Nasza Loteria SR - pasek na kartach artykułów

Nie chcemy bydła na stadionach!!!

Paweł Kędzia
Uniformy działają na zawiszan jak płachta na  byka. Na trybunach w pierwszej kolejności  oberwali ochroniarze.
Uniformy działają na zawiszan jak płachta na byka. Na trybunach w pierwszej kolejności oberwali ochroniarze. Paweł Kędzia
Prawie 400 kibiców z Bydgoszczy przyjechało na sobotni mecz ze Spartą. Już przy wejściu wszczęli bójkę z ochroną i policją.

Działacze z Brodnicy od kilku dni szykowali się na mecz z Zawiszą.

Na stronie fanów tego klubu wisiał banner z zapowiedzią "Najazdu na Brodnicę".

- W obawie przed chuliganami rozważaliśmy czy nie oddać meczu walkowerem - wyznaje Henryk Zdunkowski z brodnickiej Sparty.

Obawy okazały się uzasadnione. Już w drodze do Brodnicy kibice z Bydgoszczy dali o sobie znać w Toruniu, gdzie tamtejszy klub rozgrywał spotkanie z Unią Janikowo.

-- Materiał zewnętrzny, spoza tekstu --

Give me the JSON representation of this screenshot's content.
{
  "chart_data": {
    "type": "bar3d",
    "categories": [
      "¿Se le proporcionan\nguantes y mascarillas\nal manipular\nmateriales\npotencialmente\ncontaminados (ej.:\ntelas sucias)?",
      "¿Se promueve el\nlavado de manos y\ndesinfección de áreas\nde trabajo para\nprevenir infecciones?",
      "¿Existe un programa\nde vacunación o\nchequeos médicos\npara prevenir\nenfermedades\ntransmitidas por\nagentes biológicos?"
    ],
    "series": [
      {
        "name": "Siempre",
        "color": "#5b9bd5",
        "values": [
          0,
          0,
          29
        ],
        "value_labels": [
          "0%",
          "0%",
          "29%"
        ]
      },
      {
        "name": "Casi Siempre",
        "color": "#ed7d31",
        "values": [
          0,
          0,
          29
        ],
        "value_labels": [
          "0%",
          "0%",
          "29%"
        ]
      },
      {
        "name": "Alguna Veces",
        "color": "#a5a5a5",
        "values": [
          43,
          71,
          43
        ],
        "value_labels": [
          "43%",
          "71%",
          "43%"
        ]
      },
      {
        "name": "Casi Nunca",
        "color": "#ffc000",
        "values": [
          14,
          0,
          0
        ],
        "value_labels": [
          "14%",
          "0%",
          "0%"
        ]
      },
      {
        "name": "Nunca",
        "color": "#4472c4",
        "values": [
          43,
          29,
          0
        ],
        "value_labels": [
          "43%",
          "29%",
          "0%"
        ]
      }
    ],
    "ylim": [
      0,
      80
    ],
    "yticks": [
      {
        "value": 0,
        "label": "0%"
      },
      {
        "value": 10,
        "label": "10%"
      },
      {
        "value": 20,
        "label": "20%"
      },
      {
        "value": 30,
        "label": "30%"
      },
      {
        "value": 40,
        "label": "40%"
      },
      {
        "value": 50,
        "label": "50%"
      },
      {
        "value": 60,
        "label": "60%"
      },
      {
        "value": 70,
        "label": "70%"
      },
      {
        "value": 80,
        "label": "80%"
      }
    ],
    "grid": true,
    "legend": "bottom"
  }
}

Bydgoscy chuligani mają w Janikowie fanklub, dlatego pojawili się na meczu. W 60. minucie na czas rozróby sędzia przerwał spotkanie. - Jeszcze wtedy się wahaliśmy czy rozegramy mecz. Wiedzieliśmy jednak, że kibice Zawiszy są w drodze i jeśli spotkanie nie odbędzie się, to chuligani wyjdą na ulice - opowiada Eugeniusz Perliński, prezes Sparty.

Spotkanie zabezpieczali miejscowi policjanci we współpracy z funkcjonariuszami komendy wojewódzkiej. O 14.00, na godzinę przed meczem, w Brodnicy pojawiło się kilkanaście okratowanych policyjnych busów oraz jedna armatka wodna, druga została w Toruniu. Chuligani do Brodnicy przyjechali w sile 370 osób: dwa autokary, 1 bus oraz 56 aut osobowych (dane kibiców).

Na stadion byli wpuszczani tylną bramą, tuż za boiskiem treningowym. Przy wejściu ochroniarze żądali biletów i wpuszczali kibiców pojedynczo. Nie spodobało się to chuliganom, dlatego wdali się w bójkę z ochroniarzami i policjantami.

W stronę funkcjonariuszy poleciały kije i kamienie, a ochroniarzami zajęli się delikwenci, którzy zdążyli sforsować ogrodzenie.

W końcu ochroniarze uciekli na trybuny, pozwalając wszystkim zawiszanom wejść na stadion.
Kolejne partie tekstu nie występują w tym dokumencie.